Wednesday, November 5, 2008

un beau jour/a beautiful day


Ce matin, Duncan crie ses applaudissements. Daisy danse somnolente-réveillée. Fiona embrasse tous ses proches virtuellement. Et moi, je pleure. Je pleure car aujourd’hui je peux avouer que toute ma vie, j’étais embarrassée, j’avais honte de mon pays, meme en croyant fortement en les idéals de notre démocratie. Nous, du « greatest country on earth , » nous n’étions pas un nation de liberté, pas un nation d’égalité, pas (et peut-etre pas encore) un nation de fraternité.

Mais aujourd’hui nous récupérons le droit de dire que nous sommes quelque chose de spécial dans le monde. Il n’existe pas un « greatest country on earth, » mais hier nous avons choisi d’essayer etre grand dans un sens généreux, et d’etre responsable de faire le travail qui accompagne ce défi la.

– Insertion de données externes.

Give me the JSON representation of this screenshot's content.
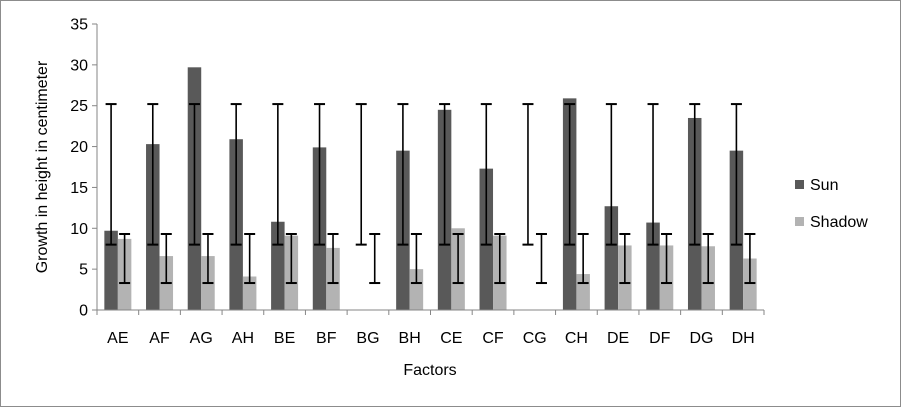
{
  "chart_data": {
    "type": "bar",
    "xlabel": "Factors",
    "ylabel": "Growth in height in centimeter",
    "ylim": [
      0,
      35
    ],
    "yticks": [
      0,
      5,
      10,
      15,
      20,
      25,
      30,
      35
    ],
    "grid": false,
    "legend_position": "right",
    "categories": [
      "AE",
      "AF",
      "AG",
      "AH",
      "BE",
      "BF",
      "BG",
      "BH",
      "CE",
      "CF",
      "CG",
      "CH",
      "DE",
      "DF",
      "DG",
      "DH"
    ],
    "series": [
      {
        "name": "Sun",
        "color": "#595959",
        "values": [
          9.7,
          20.3,
          29.7,
          20.9,
          10.8,
          19.9,
          0,
          19.5,
          24.5,
          17.3,
          0,
          25.9,
          12.7,
          10.7,
          23.5,
          19.5
        ],
        "error_low": [
          8.0,
          8.0,
          8.0,
          8.0,
          8.0,
          8.0,
          8.0,
          8.0,
          8.0,
          8.0,
          8.0,
          8.0,
          8.0,
          8.0,
          8.0,
          8.0
        ],
        "error_high": [
          25.2,
          25.2,
          25.2,
          25.2,
          25.2,
          25.2,
          25.2,
          25.2,
          25.2,
          25.2,
          25.2,
          25.2,
          25.2,
          25.2,
          25.2,
          25.2
        ]
      },
      {
        "name": "Shadow",
        "color": "#b3b3b3",
        "values": [
          8.7,
          6.6,
          6.6,
          4.1,
          9.1,
          7.6,
          0,
          5.0,
          10.0,
          9.1,
          0,
          4.4,
          7.9,
          7.9,
          7.8,
          6.3
        ],
        "error_low": [
          3.3,
          3.3,
          3.3,
          3.3,
          3.3,
          3.3,
          3.3,
          3.3,
          3.3,
          3.3,
          3.3,
          3.3,
          3.3,
          3.3,
          3.3,
          3.3
        ],
        "error_high": [
          9.3,
          9.3,
          9.3,
          9.3,
          9.3,
          9.3,
          9.3,
          9.3,
          9.3,
          9.3,
          9.3,
          9.3,
          9.3,
          9.3,
          9.3,
          9.3
        ]
      }
    ]
  }
}
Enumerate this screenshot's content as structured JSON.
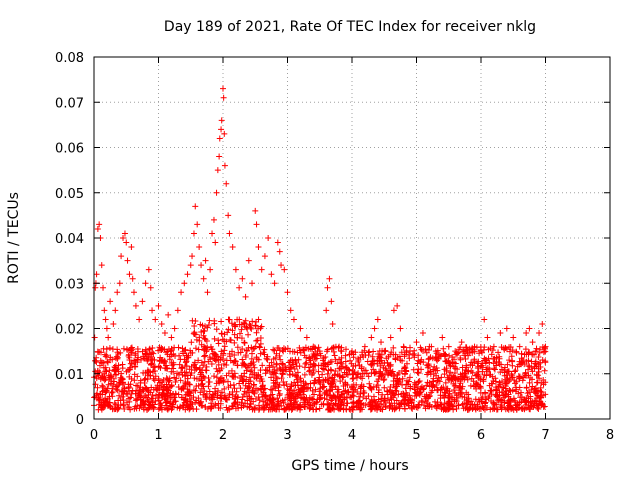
{
  "chart_data": {
    "type": "scatter",
    "title": "Day 189 of 2021, Rate Of TEC Index for receiver nklg",
    "xlabel": "GPS time / hours",
    "ylabel": "ROTI / TECUs",
    "xlim": [
      0,
      8
    ],
    "ylim": [
      0,
      0.08
    ],
    "xticks": [
      0,
      1,
      2,
      3,
      4,
      5,
      6,
      7,
      8
    ],
    "yticks": [
      0,
      0.01,
      0.02,
      0.03,
      0.04,
      0.05,
      0.06,
      0.07,
      0.08
    ],
    "xtick_labels": [
      "0",
      "1",
      "2",
      "3",
      "4",
      "5",
      "6",
      "7",
      "8"
    ],
    "ytick_labels": [
      "0",
      "0.01",
      "0.02",
      "0.03",
      "0.04",
      "0.05",
      "0.06",
      "0.07",
      "0.08"
    ],
    "grid": true,
    "marker": "+",
    "series": [
      {
        "name": "ROTI",
        "color": "#ff0000",
        "points": [
          [
            0.0,
            0.003
          ],
          [
            0.01,
            0.018
          ],
          [
            0.02,
            0.029
          ],
          [
            0.03,
            0.03
          ],
          [
            0.04,
            0.032
          ],
          [
            0.06,
            0.042
          ],
          [
            0.08,
            0.043
          ],
          [
            0.1,
            0.04
          ],
          [
            0.12,
            0.034
          ],
          [
            0.14,
            0.029
          ],
          [
            0.16,
            0.024
          ],
          [
            0.18,
            0.022
          ],
          [
            0.2,
            0.02
          ],
          [
            0.22,
            0.018
          ],
          [
            0.25,
            0.026
          ],
          [
            0.3,
            0.021
          ],
          [
            0.33,
            0.024
          ],
          [
            0.36,
            0.028
          ],
          [
            0.4,
            0.03
          ],
          [
            0.42,
            0.036
          ],
          [
            0.45,
            0.04
          ],
          [
            0.48,
            0.041
          ],
          [
            0.5,
            0.039
          ],
          [
            0.52,
            0.035
          ],
          [
            0.55,
            0.032
          ],
          [
            0.58,
            0.038
          ],
          [
            0.6,
            0.031
          ],
          [
            0.62,
            0.028
          ],
          [
            0.65,
            0.025
          ],
          [
            0.7,
            0.022
          ],
          [
            0.75,
            0.026
          ],
          [
            0.8,
            0.03
          ],
          [
            0.85,
            0.033
          ],
          [
            0.88,
            0.029
          ],
          [
            0.9,
            0.024
          ],
          [
            0.95,
            0.022
          ],
          [
            1.0,
            0.025
          ],
          [
            1.05,
            0.021
          ],
          [
            1.1,
            0.019
          ],
          [
            1.15,
            0.023
          ],
          [
            1.2,
            0.018
          ],
          [
            1.25,
            0.02
          ],
          [
            1.3,
            0.024
          ],
          [
            1.35,
            0.028
          ],
          [
            1.4,
            0.03
          ],
          [
            1.45,
            0.032
          ],
          [
            1.5,
            0.034
          ],
          [
            1.52,
            0.036
          ],
          [
            1.55,
            0.041
          ],
          [
            1.57,
            0.047
          ],
          [
            1.6,
            0.043
          ],
          [
            1.63,
            0.038
          ],
          [
            1.66,
            0.034
          ],
          [
            1.7,
            0.031
          ],
          [
            1.73,
            0.035
          ],
          [
            1.76,
            0.028
          ],
          [
            1.8,
            0.033
          ],
          [
            1.83,
            0.041
          ],
          [
            1.86,
            0.044
          ],
          [
            1.88,
            0.039
          ],
          [
            1.9,
            0.05
          ],
          [
            1.92,
            0.055
          ],
          [
            1.94,
            0.058
          ],
          [
            1.95,
            0.062
          ],
          [
            1.97,
            0.064
          ],
          [
            1.98,
            0.066
          ],
          [
            2.0,
            0.073
          ],
          [
            2.01,
            0.071
          ],
          [
            2.02,
            0.063
          ],
          [
            2.03,
            0.056
          ],
          [
            2.05,
            0.052
          ],
          [
            2.08,
            0.045
          ],
          [
            2.1,
            0.041
          ],
          [
            2.15,
            0.038
          ],
          [
            2.2,
            0.033
          ],
          [
            2.25,
            0.029
          ],
          [
            2.3,
            0.031
          ],
          [
            2.35,
            0.027
          ],
          [
            2.4,
            0.035
          ],
          [
            2.45,
            0.03
          ],
          [
            2.5,
            0.046
          ],
          [
            2.52,
            0.043
          ],
          [
            2.55,
            0.038
          ],
          [
            2.6,
            0.033
          ],
          [
            2.65,
            0.036
          ],
          [
            2.7,
            0.04
          ],
          [
            2.75,
            0.032
          ],
          [
            2.8,
            0.03
          ],
          [
            2.85,
            0.039
          ],
          [
            2.88,
            0.037
          ],
          [
            2.9,
            0.034
          ],
          [
            2.95,
            0.033
          ],
          [
            3.0,
            0.028
          ],
          [
            3.05,
            0.024
          ],
          [
            3.1,
            0.022
          ],
          [
            3.2,
            0.02
          ],
          [
            3.3,
            0.018
          ],
          [
            3.4,
            0.016
          ],
          [
            3.5,
            0.015
          ],
          [
            3.6,
            0.024
          ],
          [
            3.62,
            0.029
          ],
          [
            3.65,
            0.031
          ],
          [
            3.68,
            0.026
          ],
          [
            3.7,
            0.021
          ],
          [
            3.8,
            0.016
          ],
          [
            3.9,
            0.014
          ],
          [
            4.0,
            0.015
          ],
          [
            4.1,
            0.013
          ],
          [
            4.2,
            0.016
          ],
          [
            4.3,
            0.018
          ],
          [
            4.35,
            0.02
          ],
          [
            4.4,
            0.022
          ],
          [
            4.45,
            0.017
          ],
          [
            4.5,
            0.015
          ],
          [
            4.6,
            0.018
          ],
          [
            4.65,
            0.024
          ],
          [
            4.7,
            0.025
          ],
          [
            4.75,
            0.02
          ],
          [
            4.8,
            0.016
          ],
          [
            4.9,
            0.015
          ],
          [
            5.0,
            0.017
          ],
          [
            5.1,
            0.019
          ],
          [
            5.2,
            0.016
          ],
          [
            5.3,
            0.015
          ],
          [
            5.4,
            0.018
          ],
          [
            5.5,
            0.016
          ],
          [
            5.6,
            0.015
          ],
          [
            5.7,
            0.017
          ],
          [
            5.8,
            0.014
          ],
          [
            5.9,
            0.016
          ],
          [
            6.0,
            0.015
          ],
          [
            6.05,
            0.022
          ],
          [
            6.1,
            0.018
          ],
          [
            6.2,
            0.016
          ],
          [
            6.3,
            0.019
          ],
          [
            6.4,
            0.02
          ],
          [
            6.5,
            0.018
          ],
          [
            6.6,
            0.016
          ],
          [
            6.7,
            0.019
          ],
          [
            6.75,
            0.02
          ],
          [
            6.8,
            0.017
          ],
          [
            6.85,
            0.015
          ],
          [
            6.9,
            0.019
          ],
          [
            6.95,
            0.021
          ],
          [
            7.0,
            0.016
          ]
        ]
      }
    ],
    "density_note_bands": [
      [
        0.0,
        7.0,
        0.002,
        0.016
      ]
    ]
  }
}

Donc je pleure. Les larmes sont de la relève, de la joie et oui, de l’espoir. J’adore les mots de Barack Obama, mais pour l’instant, c’est (avec un touche de bizarre) un voix irlandais, c’est Bono de U2 qui chante mon cœur :

The heart is a bloom, it shoots up through the stony ground
There's no room, no space to rent in this town
You're out of luck and the reason that you had to care:
The traffic is stuck and you're not moving anywhere.
You thought you'd found a friend to take you out of this place
Someone you could lend a hand in return for grace]
It's a beautiful day, the sky falls
And you feel like it's a beautiful day
Don't let it get away
You're on the road but you've got no destination
You're in the mud, in the maze of her imagination
You love this town even if that doesn't ring true
You've been all over and it's been all over you
It's a beautiful day
Don't let it get away
It's a beautiful day
Don't let it get away
Touch me, take me to that other place
Teach me, I know I'm not a hopeless case
See the world in green and blue
See China right in front of you
See the canyons broken by cloud
See the tuna fleets clearing the sea out
See the Bedouin fires at night
See the oil fields at first light
And see the bird with a leaf in her mouth
After the flood all the colors came out
It was a beautiful day
Beautiful day
Don't let it get away
Touch me, take me to that other place
Reach me, I know I'm not a hopeless case
What you don't have you don't need it now
What you don't know you can feel it somehow
What you don't have you don't need it now
You don't need it now, you don't need it now
It’s a beautiful day

Today, Duncan cheers. Daisy dances, sleepy wide-awake. Fiona’s virtually hugging everybody she knows. And me, I’m crying. I’m crying because today I can admit that my whole life I’ve been embarrassed, I’ve been ashamed of my country, even while I believed to my depths in the ideals of our democracy. We, “the greatest country on earth,” have not been a nation of liberty, not a nation of equality, not (and maybe not yet) a nation of brotherhood.

But today we reclaim the right to say that we’re some kind of special in the world. There is no “greatest country on earth,” but yesterday we chose to try to be great in the most generous sense, and to be responsible for doing the work that comes along with the challenge.

So I’m crying. The tears are of relief, of joy, and yes, of hope. I love the way Obama speaks, but for the moment, strangely, it’s an Irish voice, it’s Bono of U2 who’s singing my heart.